Department of Industrial and Systems Engineering, Virginia Tech, Blacksburg, VA, USA.
Department of Statistics, Virginia Tech, Blacksburg, VA, USA.
Sci Rep. 2020 Oct 7;10(1):16699. doi: 10.1038/s41598-020-73155-4.
Self-injurious behavior (SIB) is among the most dangerous concerns in autism spectrum disorder (ASD), often requiring detailed and tedious management methods. Sensor-based behavioral monitoring could address the limitations of these methods, though the complex problem of classifying variable behavior should be addressed first. We aimed to address this need by developing a group-level model accounting for individual variability and potential nonlinear trends in SIB, as a secondary analysis of existing data. Ten participants with ASD and SIB engaged in free play while wearing accelerometers. Movement data were collected from > 200 episodes and 18 different types of SIB. Frequency domain and linear movement variability measures of acceleration signals were extracted to capture differences in behaviors, and metrics of nonlinear movement variability were used to quantify the complexity of SIB. The multi-level logistic regression model, comprising of 12 principal components, explained > 65% of the variance, and classified SIB with > 75% accuracy. Our findings imply that frequency-domain and movement variability metrics can effectively predict SIB. Our modeling approach yielded superior accuracy than commonly used classifiers (~ 75 vs. ~ 64% accuracy) and had superior performance compared to prior reports (~ 75 vs. ~ 69% accuracy) This work provides an approach to generating an accurate and interpretable group-level model for SIB identification, and further supports the feasibility of developing a real-time SIB monitoring system.

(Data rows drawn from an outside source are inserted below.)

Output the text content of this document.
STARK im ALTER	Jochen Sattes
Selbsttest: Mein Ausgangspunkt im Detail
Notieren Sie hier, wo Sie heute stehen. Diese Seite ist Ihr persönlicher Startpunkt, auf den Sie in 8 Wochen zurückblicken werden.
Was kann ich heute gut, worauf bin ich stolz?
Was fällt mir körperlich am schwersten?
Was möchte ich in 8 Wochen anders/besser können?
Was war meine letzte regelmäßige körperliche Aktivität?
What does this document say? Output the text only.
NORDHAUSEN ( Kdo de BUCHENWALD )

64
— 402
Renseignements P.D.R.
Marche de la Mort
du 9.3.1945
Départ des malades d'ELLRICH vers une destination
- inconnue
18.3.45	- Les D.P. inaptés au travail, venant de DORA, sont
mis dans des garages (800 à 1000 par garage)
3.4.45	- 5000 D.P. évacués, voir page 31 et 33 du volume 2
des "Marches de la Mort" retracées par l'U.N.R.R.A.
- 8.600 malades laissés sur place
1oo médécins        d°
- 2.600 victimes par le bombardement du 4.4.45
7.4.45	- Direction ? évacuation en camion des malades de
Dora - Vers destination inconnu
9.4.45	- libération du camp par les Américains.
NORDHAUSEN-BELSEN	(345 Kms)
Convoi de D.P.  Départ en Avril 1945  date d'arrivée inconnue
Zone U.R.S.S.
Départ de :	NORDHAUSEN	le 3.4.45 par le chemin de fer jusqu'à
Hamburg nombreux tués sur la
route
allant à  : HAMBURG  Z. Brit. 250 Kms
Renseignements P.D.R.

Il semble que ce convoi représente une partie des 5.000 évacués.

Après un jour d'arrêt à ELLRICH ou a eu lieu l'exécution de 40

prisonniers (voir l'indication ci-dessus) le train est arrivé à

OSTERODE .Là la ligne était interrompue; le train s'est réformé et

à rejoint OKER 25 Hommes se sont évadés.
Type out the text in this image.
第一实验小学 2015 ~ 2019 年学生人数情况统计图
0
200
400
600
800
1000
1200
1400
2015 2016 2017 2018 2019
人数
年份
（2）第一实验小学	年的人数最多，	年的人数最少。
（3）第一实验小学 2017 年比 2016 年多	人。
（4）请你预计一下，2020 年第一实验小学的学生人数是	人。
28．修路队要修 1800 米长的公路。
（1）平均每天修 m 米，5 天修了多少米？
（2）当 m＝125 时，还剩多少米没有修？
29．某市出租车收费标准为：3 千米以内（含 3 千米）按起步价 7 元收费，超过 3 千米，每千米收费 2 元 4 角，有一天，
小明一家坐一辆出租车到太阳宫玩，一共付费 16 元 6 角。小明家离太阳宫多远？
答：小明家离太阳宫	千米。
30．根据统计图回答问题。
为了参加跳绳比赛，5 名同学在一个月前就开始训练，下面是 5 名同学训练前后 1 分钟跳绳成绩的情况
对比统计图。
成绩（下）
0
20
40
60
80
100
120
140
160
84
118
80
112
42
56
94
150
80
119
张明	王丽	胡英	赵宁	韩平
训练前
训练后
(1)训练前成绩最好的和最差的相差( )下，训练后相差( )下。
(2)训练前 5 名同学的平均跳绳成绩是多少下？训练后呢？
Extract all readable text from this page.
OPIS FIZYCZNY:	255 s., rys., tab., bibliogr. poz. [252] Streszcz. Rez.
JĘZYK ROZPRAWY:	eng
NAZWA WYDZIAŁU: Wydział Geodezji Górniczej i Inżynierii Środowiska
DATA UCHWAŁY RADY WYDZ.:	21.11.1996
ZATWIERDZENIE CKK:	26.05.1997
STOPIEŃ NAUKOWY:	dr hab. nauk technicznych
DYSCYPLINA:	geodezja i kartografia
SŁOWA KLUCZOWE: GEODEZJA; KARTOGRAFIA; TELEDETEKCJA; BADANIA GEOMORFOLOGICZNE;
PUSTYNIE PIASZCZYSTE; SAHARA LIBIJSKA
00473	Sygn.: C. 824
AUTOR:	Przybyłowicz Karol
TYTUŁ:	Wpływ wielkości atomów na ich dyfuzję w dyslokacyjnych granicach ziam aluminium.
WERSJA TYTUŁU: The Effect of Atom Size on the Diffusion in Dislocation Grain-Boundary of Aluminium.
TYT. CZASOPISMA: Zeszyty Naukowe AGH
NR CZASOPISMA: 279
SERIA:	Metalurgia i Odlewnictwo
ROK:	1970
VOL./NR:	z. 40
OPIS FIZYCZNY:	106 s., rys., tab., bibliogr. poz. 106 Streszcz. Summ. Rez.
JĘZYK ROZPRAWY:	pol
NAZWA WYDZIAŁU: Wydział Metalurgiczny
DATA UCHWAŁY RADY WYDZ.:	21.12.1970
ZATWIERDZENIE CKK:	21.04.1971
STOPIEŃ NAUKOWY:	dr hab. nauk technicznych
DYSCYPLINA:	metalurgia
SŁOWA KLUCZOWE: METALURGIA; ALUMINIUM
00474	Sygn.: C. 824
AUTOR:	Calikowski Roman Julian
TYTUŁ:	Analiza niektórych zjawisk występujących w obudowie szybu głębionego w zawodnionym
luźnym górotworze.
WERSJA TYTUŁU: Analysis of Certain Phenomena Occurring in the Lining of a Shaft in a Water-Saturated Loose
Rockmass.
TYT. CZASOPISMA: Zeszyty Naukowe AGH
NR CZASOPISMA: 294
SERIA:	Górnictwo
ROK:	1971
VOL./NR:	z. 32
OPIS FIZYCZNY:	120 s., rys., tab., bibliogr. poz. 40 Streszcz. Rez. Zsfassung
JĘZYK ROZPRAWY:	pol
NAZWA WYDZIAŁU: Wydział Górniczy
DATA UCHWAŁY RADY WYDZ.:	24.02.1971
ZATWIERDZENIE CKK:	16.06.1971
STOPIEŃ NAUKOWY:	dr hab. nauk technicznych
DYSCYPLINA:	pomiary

自伤行为 (SIB) 是自闭症谱系障碍 (ASD) 中最危险的问题之一,通常需要详细和繁琐的管理方法。基于传感器的行为监测可以解决这些方法的局限性,但首先应该解决行为分类的复杂问题。我们旨在通过开发一个考虑到个体变异性和 SIB 潜在非线性趋势的组级模型来满足这一需求,这是对现有数据的二次分析。10 名患有 ASD 和 SIB 的参与者在佩戴加速度计的情况下进行自由玩耍。从超过 200 个事件和 18 种不同类型的 SIB 中收集运动数据。提取加速度信号的频域和线性运动可变性度量来捕捉行为差异,并使用非线性运动可变性度量来量化 SIB 的复杂性。由 12 个主成分组成的多层次逻辑回归模型解释了超过 65%的方差,并以超过 75%的准确率对 SIB 进行分类。我们的研究结果表明,频域和运动可变性指标可以有效地预测 SIB。我们的建模方法比常用的分类器(75%对64%的准确率)具有更高的准确性,并且比之前的报告(75%对69%的准确率)具有更好的性能。这项工作为生成 SIB 识别的准确和可解释的组级模型提供了一种方法,并进一步支持开发实时 SIB 监测系统的可行性。